Nach Morddrohungen radikaler Islamisten ist der algerische Journalist Ahmed Ziri nach Deutschland geflohen. Jetzt läuft seine Aufenthaltserlaubnis ab  ■ Von Heike Haarhoff

Seine Kinder erfuhren es erst, als ihr Vater bereits im Mantel in der Tür stand. Seinen Kollegen bei der Zeitung sagte er nur „tschüs“ wie jeden Abend, und von den meisten seiner Freunde und Bekannten verabschiedete sich Ahmed Ziri* gar nicht. „Mit mangelndem Vertrauen hatte das nichts zu tun.“ Der Journalist Ahmed Ziri wollte niemanden mit seinen Absichten gefährden: Daß er Algerien für unbestimmte Zeit verlassen, in der Redaktion nicht mehr auftauchen und nach Deutschland flüchten würde. Um sein Leben zu retten. Das war im August 1995.

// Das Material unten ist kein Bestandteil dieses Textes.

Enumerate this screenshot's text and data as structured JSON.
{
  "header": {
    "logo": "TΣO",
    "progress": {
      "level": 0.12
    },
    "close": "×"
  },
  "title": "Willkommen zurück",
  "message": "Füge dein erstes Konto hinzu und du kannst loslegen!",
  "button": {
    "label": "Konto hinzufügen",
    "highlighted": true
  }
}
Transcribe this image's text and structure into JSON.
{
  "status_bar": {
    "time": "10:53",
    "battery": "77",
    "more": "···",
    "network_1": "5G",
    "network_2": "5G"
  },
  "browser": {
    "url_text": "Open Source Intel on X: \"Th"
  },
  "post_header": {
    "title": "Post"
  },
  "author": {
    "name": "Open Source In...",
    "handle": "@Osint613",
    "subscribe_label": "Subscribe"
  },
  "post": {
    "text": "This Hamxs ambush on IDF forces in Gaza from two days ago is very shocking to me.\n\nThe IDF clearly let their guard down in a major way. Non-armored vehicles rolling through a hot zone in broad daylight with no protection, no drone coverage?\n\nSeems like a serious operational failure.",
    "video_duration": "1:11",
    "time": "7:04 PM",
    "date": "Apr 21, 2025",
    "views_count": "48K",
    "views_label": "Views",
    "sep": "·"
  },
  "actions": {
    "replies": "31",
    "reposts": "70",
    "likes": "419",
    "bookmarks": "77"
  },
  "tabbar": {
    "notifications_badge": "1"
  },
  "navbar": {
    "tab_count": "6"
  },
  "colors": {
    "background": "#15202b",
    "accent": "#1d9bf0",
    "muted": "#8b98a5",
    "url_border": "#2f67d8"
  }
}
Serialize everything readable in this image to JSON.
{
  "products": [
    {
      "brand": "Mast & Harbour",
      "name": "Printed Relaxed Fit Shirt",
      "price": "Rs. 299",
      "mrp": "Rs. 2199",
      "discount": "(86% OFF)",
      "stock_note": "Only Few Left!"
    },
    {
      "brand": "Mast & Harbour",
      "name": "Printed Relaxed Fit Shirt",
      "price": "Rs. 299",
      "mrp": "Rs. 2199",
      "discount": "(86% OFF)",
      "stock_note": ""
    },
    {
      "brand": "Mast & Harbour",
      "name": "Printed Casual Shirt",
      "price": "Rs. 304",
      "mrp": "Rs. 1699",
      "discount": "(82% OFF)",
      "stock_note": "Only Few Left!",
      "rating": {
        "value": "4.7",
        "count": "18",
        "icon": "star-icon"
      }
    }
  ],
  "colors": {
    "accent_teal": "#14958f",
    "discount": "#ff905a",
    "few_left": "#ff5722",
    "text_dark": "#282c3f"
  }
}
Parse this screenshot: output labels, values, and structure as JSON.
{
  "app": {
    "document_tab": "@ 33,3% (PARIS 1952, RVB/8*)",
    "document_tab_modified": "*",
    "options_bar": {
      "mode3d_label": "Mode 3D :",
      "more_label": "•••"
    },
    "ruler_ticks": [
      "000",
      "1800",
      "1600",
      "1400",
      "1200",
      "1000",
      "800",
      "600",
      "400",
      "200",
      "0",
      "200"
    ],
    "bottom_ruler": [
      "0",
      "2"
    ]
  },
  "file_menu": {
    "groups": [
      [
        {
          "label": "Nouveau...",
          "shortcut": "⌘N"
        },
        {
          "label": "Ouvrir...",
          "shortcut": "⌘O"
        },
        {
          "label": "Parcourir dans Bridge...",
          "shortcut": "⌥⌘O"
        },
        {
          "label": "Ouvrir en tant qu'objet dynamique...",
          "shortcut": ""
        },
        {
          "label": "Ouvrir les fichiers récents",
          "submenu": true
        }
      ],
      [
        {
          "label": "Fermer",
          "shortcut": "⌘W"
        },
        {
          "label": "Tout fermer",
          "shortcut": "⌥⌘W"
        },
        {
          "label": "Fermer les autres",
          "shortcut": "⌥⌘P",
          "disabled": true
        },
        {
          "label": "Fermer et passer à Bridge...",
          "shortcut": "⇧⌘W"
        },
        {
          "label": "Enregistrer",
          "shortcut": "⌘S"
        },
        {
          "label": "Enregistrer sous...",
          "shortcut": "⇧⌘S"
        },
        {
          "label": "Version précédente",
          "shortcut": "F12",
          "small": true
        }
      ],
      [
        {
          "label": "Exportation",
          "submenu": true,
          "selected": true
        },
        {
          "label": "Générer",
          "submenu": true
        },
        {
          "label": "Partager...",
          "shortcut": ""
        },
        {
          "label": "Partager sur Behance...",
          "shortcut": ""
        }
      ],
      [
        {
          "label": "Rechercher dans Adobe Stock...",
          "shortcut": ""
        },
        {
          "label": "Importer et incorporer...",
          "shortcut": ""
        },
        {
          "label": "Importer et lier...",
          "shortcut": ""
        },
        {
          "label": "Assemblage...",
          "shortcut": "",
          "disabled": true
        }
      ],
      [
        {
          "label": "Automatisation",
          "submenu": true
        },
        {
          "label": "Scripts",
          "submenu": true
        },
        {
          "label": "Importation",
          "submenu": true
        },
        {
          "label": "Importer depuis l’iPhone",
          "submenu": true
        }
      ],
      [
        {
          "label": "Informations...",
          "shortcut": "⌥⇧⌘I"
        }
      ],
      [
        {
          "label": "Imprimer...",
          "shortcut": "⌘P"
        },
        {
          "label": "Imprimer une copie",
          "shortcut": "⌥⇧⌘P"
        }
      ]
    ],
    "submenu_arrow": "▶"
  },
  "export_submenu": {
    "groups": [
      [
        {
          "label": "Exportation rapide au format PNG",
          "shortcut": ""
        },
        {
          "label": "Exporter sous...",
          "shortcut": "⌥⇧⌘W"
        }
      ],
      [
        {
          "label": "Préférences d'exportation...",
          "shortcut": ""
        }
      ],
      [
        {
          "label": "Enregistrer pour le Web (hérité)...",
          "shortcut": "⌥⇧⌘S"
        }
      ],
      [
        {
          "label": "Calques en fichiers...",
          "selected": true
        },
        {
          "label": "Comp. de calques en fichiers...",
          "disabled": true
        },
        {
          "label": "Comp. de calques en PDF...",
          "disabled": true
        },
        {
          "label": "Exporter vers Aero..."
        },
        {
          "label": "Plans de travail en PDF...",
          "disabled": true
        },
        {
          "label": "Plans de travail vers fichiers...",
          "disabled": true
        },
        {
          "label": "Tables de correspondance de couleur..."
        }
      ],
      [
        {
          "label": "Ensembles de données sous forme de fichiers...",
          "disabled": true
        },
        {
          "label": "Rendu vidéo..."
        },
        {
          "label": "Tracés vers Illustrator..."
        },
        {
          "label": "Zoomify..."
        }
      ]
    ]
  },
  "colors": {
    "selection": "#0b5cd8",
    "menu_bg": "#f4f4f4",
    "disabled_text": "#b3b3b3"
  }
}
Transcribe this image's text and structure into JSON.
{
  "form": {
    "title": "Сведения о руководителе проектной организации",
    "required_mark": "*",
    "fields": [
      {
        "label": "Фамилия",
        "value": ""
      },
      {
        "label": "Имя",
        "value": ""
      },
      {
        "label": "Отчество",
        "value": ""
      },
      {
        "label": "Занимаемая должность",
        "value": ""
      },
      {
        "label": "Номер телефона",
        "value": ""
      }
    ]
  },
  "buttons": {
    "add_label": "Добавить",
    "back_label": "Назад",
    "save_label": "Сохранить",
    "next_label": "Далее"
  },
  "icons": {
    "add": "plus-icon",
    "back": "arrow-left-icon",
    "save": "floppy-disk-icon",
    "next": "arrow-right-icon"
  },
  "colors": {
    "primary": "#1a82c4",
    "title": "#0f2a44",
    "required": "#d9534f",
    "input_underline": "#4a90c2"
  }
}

„Mein Name stand auf allen Todeslisten, die die Islamisten in den Moscheen im ganzen Land ausgehängt hatten.“ Die täglichen Drohungen, die anonymen Anrufe, die Verfolgungsängste. Die Familie, die Frau, die ihn bedrängte: Geh weg von hier, ich habe Angst um dich. Und schließlich die Schreckensmeldungen über die Morde an befreundeten Journalisten, Schriftstellern, Professoren, Künstlern. Algerische Intellektuelle, die vehement gegen das amtierende Regime agierten, „dieser politischen Mafia“ aus Militärs und Funktionären der ehemaligen Einheitspartei FLN. Und die sich zugleich öffentlich gegen die radikale Islamisierung der algerischen Gesellschaft und das Machtstreben der verbotenen oppositionellen Islamischen Heilsfront FIS (Front Islamique du Salut) ausgesprochen hatten. Wie Ahmed Ziri, der der Minderheit der Berber angehört.

„Das ist in Deutschland so schwer zu vermitteln“, sagt der 50jährige. „Als Oppositionelle werden wir von der algerischen Regierung zwar nicht verfolgt, aber auch nicht vor Anschlägen und Massakern der terroristischen Islamisten geschützt.“ Die sprechen Ahmed Ziri das Recht auf Leben ab, „und beglückwünschen sich in aller Öffentlichkeit, wenn sie wieder einen von uns abgeknallt haben. Leute wie ich sind für die automatisch Regierungsanhänger, weil wir uns gegen sie wehren und in einem von ihnen favorisierten Staat nicht leben wollen.“

In Deutschland übrigens auch nicht. Hamburg war eine Notlösung, die sich sonntags nach einem Anruf in Panik bei der deutschen Botschaft in Algier ergab und am darauffolgenden Mittwoch auf dem Luftweg umgesetzt wurde. „In Frankreich, wo ich wenigstens weiterhin hätte publizieren können, sollte mein Gesuch erst mal vier Wochen lang geprüft werden. Ich hätte im Sarg einreisen können.“ An der Elbe erwarteten ihn „immerhin ein paar Bekannte“. Und die Sprachlosigkeit. „Die totale Blockade“ erlebte der Journalist, für den politische Debatten und Analysen seit der algerischen Unabhängigkeit im Jahr 1962 zum täglichen Geschäft gehören, im Deutsch-Intensivkurs an der Hamburger Universität. Hängengeblieben ist nur ein Wort: Aufenthaltsgenehmigung. Die läuft am 28. Januar ab. Was danach wird?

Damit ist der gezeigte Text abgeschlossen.